Use Green's theorem to evaluate $\int_{C} F \cdot d r$. (Check the orientation of the curve before applying the theorem.) Risk of Rain 2 Sid Meier's CivilizationV $F(x, y)=\left\langle\sqrt{x^{2}+2}, \tan ^{-1}(x)\right\rangle, C$ is the triangle from $(0,0)$ to $(1,1)$ to $(0,1)$ to $(0,0)$

Step 1 ：First, we need to compute the curl of the vector field $F$. The curl of a vector field $F = \langle P, Q \rangle$ in two dimensions is given by $\nabla \times F = \frac{\partial Q}{\partial x} - \frac{\partial P}{\partial y}$.

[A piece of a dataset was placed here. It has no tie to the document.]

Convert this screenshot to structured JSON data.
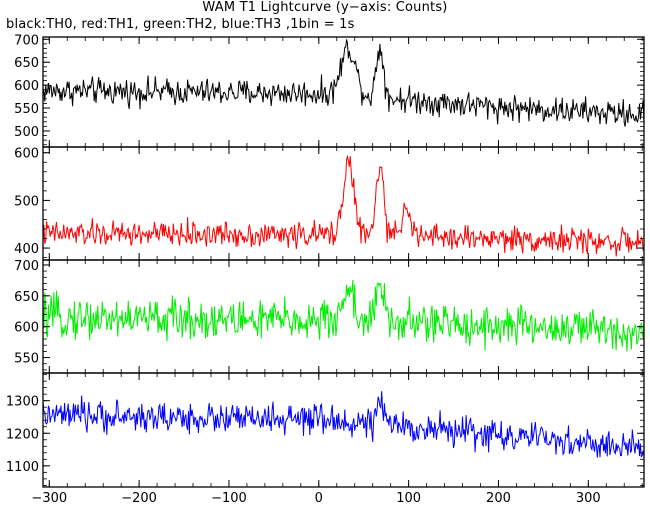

Step 2 ：Here, $P = \sqrt{x^2 + 2}$ and $Q = \tan^{-1}(x)$. So, we need to compute $\frac{\partial Q}{\partial x}$ and $\frac{\partial P}{\partial y}$.

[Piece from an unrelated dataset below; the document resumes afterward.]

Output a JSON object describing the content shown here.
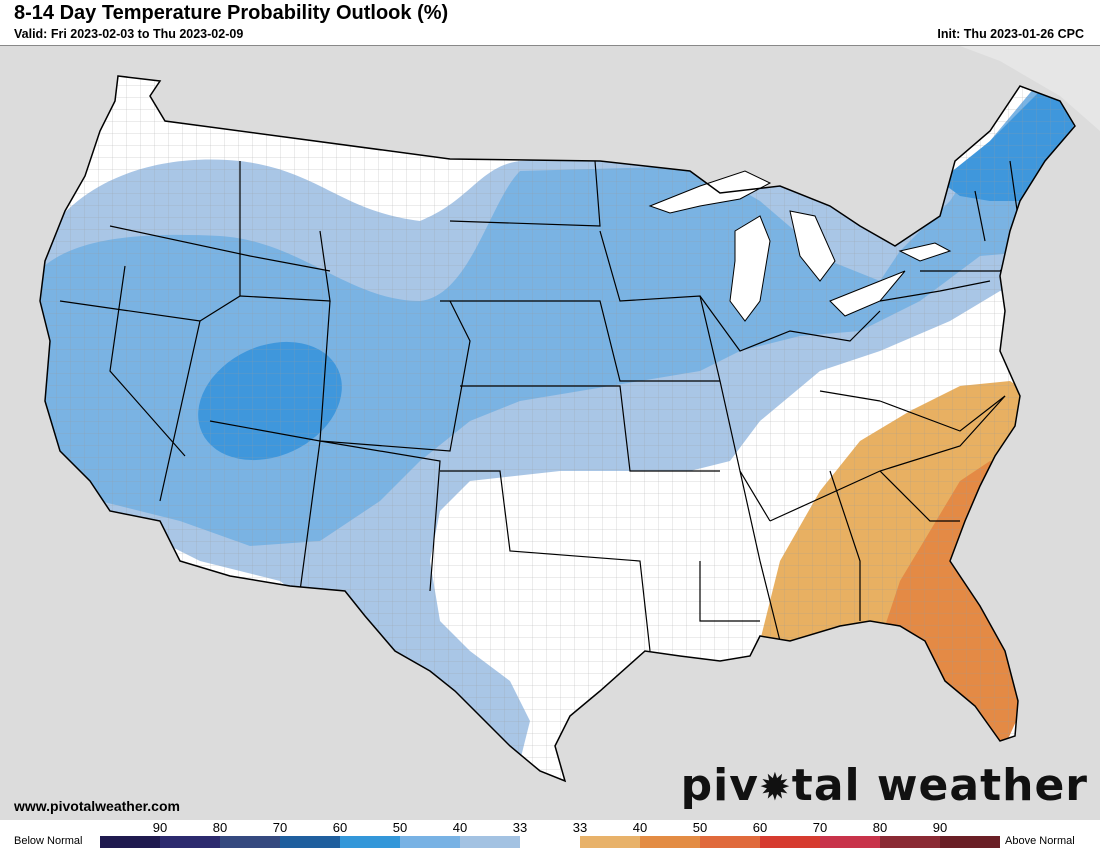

Step 3 ：We have $\frac{\partial Q}{\partial x} = \frac{1}{1+x^2}$ and $\frac{\partial P}{\partial y} = 0$ (since $P$ does not depend on $y$).

Step 4 ：Therefore, $\nabla \times F = \frac{\partial Q}{\partial x} - \frac{\partial P}{\partial y} = \frac{1}{1+x^2} - 0 = \frac{1}{1+x^2}$.

Step 5 ：Now, we apply Green's theorem, which states that $\int_C F \cdot dr = \int\int_D (\nabla \times F) \, dA$, where $D$ is the region enclosed by the curve $C$.

Step 6 ：In this case, $D$ is the triangle with vertices at $(0,0)$, $(1,1)$, and $(0,1)$. We can integrate over this region by letting $x$ go from $0$ to $1$ and $y$ go from $0$ to $1-x$.

Step 7 ：So, we have $\int_C F \cdot dr = \int_0^1 \int_0^{1-x} \frac{1}{1+x^2} \, dy \, dx$.

Step 8 ：This simplifies to $\int_0^1 \frac{1-x}{1+x^2} \, dx$.

Step 9 ：This integral can be computed using a standard calculus technique. The result is $\frac{1}{2} \ln(2) - 1$.

Step 10 ：Therefore, the value of the line integral $\int_C F \cdot dr$ is $\boxed{\frac{1}{2} \ln(2) - 1}$.